Replace the magnetic disk, database downtime

Source: Internet
Author: User

Yesterday IBM disk array replaced a damaged hard drive (11th HDD), the manufacturer changed the hard drive data synchronization failed (12 disk = = "11 disk), and found that the hot spare in the magnetic array does not show synchronization failure, a few hours later connected to the storage of the relevant Oracle database RAC1 began a large number of errors, Node 2 Direct DG cannot mount hangs up, Rac1 log:

Reread of RDBA:0X03801DBB (file XX, block xxxx) found same corrupted data
--XX and XXXX Each error is not the same

Restart RAC2 cannot read the Controlfile file. Restart Rac1,mount not on, has been stuck in

smon:enabling TX Recovery

will also appear

MMNL absent for 1211 secs; Foregrounds taking over

Check the trace file to see if the arch process timed out or was a hard drive problem.

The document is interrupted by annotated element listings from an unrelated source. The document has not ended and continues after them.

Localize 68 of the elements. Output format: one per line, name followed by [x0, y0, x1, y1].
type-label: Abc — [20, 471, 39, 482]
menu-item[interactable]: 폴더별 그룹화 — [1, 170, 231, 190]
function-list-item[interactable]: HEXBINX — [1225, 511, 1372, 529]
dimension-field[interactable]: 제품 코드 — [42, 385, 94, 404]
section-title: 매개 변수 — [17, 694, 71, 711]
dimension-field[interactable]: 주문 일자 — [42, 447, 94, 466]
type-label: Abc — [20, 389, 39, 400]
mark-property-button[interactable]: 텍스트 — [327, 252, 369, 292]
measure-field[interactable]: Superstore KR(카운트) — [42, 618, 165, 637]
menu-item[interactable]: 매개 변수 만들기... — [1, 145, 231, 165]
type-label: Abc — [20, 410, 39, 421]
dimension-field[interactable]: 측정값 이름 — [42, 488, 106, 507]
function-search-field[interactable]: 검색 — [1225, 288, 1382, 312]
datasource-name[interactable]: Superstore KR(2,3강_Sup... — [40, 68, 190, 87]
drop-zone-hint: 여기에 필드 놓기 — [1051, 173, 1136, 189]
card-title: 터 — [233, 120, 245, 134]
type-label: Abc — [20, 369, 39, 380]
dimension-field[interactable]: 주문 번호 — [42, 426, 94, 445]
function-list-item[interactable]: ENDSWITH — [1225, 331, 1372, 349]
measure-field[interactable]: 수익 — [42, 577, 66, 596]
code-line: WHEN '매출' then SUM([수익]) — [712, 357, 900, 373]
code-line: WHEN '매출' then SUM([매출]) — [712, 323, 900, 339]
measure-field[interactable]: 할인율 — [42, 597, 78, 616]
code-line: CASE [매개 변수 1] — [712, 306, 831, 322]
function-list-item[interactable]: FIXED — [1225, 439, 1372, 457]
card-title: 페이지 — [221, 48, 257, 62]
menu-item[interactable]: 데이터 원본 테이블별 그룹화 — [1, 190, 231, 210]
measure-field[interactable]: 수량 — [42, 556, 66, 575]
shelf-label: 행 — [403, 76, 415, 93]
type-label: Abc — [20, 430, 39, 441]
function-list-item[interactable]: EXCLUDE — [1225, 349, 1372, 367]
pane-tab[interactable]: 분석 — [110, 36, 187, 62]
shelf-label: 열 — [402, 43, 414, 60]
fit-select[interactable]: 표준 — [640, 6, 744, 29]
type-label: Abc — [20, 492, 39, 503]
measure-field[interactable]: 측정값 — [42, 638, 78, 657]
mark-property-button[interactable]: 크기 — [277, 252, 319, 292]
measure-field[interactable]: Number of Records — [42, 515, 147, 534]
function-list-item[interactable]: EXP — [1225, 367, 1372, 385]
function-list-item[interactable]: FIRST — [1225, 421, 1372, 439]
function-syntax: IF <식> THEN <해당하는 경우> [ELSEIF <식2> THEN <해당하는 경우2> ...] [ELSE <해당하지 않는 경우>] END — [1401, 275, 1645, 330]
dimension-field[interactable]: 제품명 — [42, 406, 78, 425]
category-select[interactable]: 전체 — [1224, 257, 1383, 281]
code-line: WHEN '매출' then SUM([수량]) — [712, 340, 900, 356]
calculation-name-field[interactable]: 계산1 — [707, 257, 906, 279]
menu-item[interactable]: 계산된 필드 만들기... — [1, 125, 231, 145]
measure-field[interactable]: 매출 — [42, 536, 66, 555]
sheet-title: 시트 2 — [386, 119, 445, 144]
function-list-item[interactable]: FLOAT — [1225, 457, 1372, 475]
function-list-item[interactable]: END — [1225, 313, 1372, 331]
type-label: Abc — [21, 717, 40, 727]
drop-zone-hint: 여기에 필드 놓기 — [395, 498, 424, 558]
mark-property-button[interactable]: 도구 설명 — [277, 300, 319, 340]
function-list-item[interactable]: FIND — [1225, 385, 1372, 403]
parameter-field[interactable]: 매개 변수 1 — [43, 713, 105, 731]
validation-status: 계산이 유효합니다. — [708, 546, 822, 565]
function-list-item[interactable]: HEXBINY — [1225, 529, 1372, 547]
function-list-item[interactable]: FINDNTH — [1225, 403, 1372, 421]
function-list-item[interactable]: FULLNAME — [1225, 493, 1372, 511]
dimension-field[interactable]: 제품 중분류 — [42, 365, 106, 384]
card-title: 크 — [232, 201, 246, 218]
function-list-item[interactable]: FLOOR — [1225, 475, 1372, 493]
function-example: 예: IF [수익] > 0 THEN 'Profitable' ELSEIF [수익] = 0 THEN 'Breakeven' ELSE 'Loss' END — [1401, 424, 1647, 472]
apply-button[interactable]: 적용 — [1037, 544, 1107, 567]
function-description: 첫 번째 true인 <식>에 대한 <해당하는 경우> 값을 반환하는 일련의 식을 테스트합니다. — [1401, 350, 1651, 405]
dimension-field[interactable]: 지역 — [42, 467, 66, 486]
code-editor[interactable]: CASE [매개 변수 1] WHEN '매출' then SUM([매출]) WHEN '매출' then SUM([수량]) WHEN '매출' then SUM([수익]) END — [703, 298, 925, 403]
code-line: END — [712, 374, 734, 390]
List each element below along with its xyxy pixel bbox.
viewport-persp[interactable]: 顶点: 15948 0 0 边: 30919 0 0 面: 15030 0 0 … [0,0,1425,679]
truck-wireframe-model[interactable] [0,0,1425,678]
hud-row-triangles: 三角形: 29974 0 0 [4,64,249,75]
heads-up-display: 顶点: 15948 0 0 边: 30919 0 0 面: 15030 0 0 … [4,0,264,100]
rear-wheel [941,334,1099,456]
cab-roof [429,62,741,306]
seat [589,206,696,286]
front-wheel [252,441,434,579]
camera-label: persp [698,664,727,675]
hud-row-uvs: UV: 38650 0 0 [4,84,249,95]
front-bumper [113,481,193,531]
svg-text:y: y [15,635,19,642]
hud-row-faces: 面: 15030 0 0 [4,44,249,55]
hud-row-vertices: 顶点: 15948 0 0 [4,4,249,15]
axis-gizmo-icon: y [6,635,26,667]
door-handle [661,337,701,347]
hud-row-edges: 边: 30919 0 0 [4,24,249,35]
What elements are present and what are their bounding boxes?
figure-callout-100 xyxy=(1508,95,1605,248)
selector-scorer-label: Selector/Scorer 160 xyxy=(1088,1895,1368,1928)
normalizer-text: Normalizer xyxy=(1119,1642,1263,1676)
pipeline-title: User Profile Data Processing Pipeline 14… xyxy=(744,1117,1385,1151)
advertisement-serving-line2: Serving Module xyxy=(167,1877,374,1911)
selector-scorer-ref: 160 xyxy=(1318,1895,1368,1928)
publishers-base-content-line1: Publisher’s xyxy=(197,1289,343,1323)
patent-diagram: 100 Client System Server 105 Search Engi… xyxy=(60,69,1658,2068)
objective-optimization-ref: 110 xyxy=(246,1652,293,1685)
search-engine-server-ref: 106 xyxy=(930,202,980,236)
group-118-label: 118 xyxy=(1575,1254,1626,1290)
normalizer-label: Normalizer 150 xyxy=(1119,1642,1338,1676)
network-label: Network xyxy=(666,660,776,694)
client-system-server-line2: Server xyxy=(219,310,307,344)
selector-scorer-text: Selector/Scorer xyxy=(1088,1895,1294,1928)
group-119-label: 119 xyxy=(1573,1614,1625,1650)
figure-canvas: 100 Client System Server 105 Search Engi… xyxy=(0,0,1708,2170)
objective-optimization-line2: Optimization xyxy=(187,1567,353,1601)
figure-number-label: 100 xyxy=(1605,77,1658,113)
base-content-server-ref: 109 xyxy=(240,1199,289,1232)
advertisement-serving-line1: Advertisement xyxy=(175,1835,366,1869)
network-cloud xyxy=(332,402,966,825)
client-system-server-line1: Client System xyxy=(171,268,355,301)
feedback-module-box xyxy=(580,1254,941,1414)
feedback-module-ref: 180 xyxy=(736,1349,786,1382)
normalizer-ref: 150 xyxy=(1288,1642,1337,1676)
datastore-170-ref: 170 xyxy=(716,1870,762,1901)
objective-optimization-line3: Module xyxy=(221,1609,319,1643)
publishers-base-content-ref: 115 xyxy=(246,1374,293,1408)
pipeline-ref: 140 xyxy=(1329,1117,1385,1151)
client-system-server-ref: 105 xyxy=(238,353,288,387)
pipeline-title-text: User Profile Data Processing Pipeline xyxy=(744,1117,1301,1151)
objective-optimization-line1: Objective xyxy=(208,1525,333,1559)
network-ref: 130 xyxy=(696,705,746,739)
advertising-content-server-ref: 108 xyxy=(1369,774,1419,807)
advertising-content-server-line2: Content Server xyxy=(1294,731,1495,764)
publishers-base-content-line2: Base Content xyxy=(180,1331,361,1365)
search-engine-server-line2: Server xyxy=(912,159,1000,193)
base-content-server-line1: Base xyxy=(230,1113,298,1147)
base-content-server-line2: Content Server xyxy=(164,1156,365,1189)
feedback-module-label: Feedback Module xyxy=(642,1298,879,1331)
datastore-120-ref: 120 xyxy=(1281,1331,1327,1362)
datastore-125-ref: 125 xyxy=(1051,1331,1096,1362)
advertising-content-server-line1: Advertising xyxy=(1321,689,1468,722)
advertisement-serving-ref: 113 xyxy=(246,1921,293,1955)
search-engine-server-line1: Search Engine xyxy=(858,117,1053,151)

To view the previous backup log, the backup is local and normal. DD Test read shared storage for SDE and SDD hard drives, No. Simply Rac1 restart, after the restart of the machine, Oracle normally open, hurriedly rman backup, it should be the host and storage connectivity issues.

seriously suspect that there is a bad fast in the 12 disk, a group of RAID volumes that have been working for a long period of time to produce bad lanes in areas that are not read or that have been read in the past is good because they have not been read and written, so the controller appears to be fine. The most direct hazard of this bad track is in the rebuild process. When a piece of physical hard problems, generally consider rebuild,rebuild is to do full synchronization, those bad word will be read, this time rebuild can not be completed, the new disk can not be on-line, because the old disk found a bad way, the situation of the upper and lower dilemma.

(1) Backup before replacing disk is the most important

(2) Do not make a raid on all the disks together. RAID5-"Log raid 10--" datafile, not very good

(3) Magnetic array problem, can not solve the backup after the restart test

(4) The words of hardware manufacturers can not be all-faith, according to the phenomenon has its own judgment

If you determine the offline hard drive, you can restore the data by forcing the line (some controllers have no option, there is no way out)

In addition, the synchronization of the host and the magnetic array connection should be a problem, look at the Application log synchronization failure after the slower, more slowly, the last 4 children can not read and write problems


Replace the magnetic disk, database downtime

Contact Us

The content source of this page is from Internet, which doesn't represent Alibaba Cloud's opinion; products and services mentioned on that page don't have any relationship with Alibaba Cloud. If the content of the page makes you feel confusing, please write us an email, we will handle the problem within 5 days after receiving your email.

If you find any instances of plagiarism from the community, please send an email to: info-contact@alibabacloud.com and provide relevant evidence. A staff member will contact you within 5 working days.

A Free Trial That Lets You Build Big!

Start building with 50+ products and up to 12 months usage for Elastic Compute Service

  • Sales Support

    1 on 1 presale consultation

  • After-Sales Support

    24/7 Technical Support 6 Free Tickets per Quarter Faster Response

  • Alibaba Cloud offers highly flexible support services tailored to meet your exact needs.